X_train, X_test, y_train, y_test = train_test_split(X, y, test_size=0.3, random_state=1)

bagging = BaggingRegressor(estimator=DecisionTreeRegressor(), n_estimators=50, random_state=1)
bagging.fit(X_train, y_train)
bag_pred = bagging.predict(X_test)
bag_mse = mean_squared_error(y_test, bag_pred)

rf = RandomForestRegressor(n_estimators=50, random_state=1)
rf.fit(X_train, y_train)
rf_pred = rf.predict(X_test)
rf_mse = mean_squared_error(y_test, rf_pred)

print("Bagging Regressor MSE:", bag_mse)
print("Random Forest Regressor MSE:", rf_mse)
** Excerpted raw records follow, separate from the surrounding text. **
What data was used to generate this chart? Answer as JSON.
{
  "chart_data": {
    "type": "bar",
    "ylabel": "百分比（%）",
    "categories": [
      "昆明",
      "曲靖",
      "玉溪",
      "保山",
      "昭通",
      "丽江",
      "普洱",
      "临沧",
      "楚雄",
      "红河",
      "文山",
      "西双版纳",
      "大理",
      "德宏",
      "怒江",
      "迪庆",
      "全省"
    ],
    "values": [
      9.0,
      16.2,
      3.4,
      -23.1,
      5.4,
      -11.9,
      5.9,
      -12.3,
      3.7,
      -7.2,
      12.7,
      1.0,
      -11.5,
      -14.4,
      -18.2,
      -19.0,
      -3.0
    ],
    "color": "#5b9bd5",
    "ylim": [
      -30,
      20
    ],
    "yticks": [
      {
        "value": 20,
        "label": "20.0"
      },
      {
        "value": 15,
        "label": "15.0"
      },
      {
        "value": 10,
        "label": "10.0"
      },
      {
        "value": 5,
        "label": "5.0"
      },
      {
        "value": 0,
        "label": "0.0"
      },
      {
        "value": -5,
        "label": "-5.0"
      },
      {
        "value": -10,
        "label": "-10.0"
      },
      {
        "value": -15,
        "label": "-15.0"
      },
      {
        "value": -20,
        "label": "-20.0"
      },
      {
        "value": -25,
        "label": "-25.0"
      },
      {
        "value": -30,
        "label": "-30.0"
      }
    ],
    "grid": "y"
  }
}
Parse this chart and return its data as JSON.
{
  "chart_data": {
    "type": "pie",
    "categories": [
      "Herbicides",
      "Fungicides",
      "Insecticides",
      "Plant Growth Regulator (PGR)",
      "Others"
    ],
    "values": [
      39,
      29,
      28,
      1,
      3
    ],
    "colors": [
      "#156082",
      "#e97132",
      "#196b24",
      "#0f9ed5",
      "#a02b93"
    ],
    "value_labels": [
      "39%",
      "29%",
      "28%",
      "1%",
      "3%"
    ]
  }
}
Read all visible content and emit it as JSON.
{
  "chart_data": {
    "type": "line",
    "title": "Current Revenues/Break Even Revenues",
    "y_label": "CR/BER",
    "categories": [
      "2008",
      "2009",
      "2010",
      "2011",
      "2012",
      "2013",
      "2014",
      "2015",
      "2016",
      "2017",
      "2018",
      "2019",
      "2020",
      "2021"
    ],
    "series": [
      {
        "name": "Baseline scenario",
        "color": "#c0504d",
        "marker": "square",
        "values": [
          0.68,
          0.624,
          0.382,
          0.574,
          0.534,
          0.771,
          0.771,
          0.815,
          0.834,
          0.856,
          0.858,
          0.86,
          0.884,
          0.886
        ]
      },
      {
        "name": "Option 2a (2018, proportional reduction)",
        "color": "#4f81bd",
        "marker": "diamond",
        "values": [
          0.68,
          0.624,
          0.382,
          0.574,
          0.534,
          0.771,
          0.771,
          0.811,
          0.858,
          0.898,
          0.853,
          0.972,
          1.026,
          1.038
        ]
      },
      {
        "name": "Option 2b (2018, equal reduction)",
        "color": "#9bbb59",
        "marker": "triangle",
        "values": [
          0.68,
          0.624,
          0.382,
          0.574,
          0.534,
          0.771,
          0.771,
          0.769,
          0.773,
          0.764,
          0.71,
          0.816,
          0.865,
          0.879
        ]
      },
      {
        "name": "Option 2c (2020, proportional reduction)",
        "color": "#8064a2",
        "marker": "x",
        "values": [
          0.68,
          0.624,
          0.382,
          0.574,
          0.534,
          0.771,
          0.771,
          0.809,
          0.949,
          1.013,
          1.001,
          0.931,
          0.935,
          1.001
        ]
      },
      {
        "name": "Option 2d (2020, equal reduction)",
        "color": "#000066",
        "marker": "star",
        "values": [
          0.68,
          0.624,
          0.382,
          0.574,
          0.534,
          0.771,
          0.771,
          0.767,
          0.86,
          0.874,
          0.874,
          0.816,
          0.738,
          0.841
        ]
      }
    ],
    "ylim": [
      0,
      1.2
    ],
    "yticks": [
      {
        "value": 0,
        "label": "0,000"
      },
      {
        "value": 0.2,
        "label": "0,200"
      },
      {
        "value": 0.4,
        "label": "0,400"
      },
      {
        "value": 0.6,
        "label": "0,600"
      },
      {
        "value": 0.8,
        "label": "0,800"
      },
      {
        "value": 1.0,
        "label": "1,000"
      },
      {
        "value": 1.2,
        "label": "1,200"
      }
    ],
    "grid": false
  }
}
Bagging Regressor MSE: 0.26483002536121963
Random Forest Regressor MSE: 0.26582715600876


Question 10: You are working as a data scientist at a financial institution to predict loan default. You have access to customer demographic and transaction history data.
You decide to use ensemble techniques to increase model performance.
Explain your step-by-step approach to:
* Choose between Bagging or Boosting
* Handle overfitting
* Select base models
* Evaluate performance using cross-validation
* Justify how ensemble learning improves decision-making in this real-world
context.
(Include your Python code and output in the code box below.)

**Answer**-
* Step 1: Choose between Bagging or Boosting We first check if our dataset has high variance or high bias. If the model tends to overfit (high variance), we prefer Bagging like Random Forest. If the model underfits and misses patterns, we use Boosting like XGBoost or AdaBoost to focus on hard-to-predict cases.
* Step 2: Handle overfitting We use techniques like limiting tree depth, reducing the number of estimators, and applying regularization in boosting. We also use cross-validation to tune parameters and ensure the model performs well on unseen data.
* Step 3: Select base models We usually start with Decision Trees because they are simple and work well in ensembles. For more complex data, we can also try logistic regression or shallow models as base learners depending on the problem.
* Step 4: Evaluate performance using cross-validation We split the dataset into multiple folds and train/test on different parts. This gives us an average performance score that is more reliable than a single train-test split. It helps us choose the best ensemble setup.
* Step 5: Justify ensemble learning in real-world context In loan default prediction, wrong decisions can be very costly. Ensemble methods combine multiple models, making predictions more stable and accurate. This reduces both false approvals and false rejections, helping the financial institution make safer and smarter lending decisions.
* By carefully choosing the right ensemble method, tuning parameters, and validating results, we build a strong predictive model. Ensemble learning reduces errors and provides more reliable insights, which is crucial for making better financial decisions like predicting loan defaults.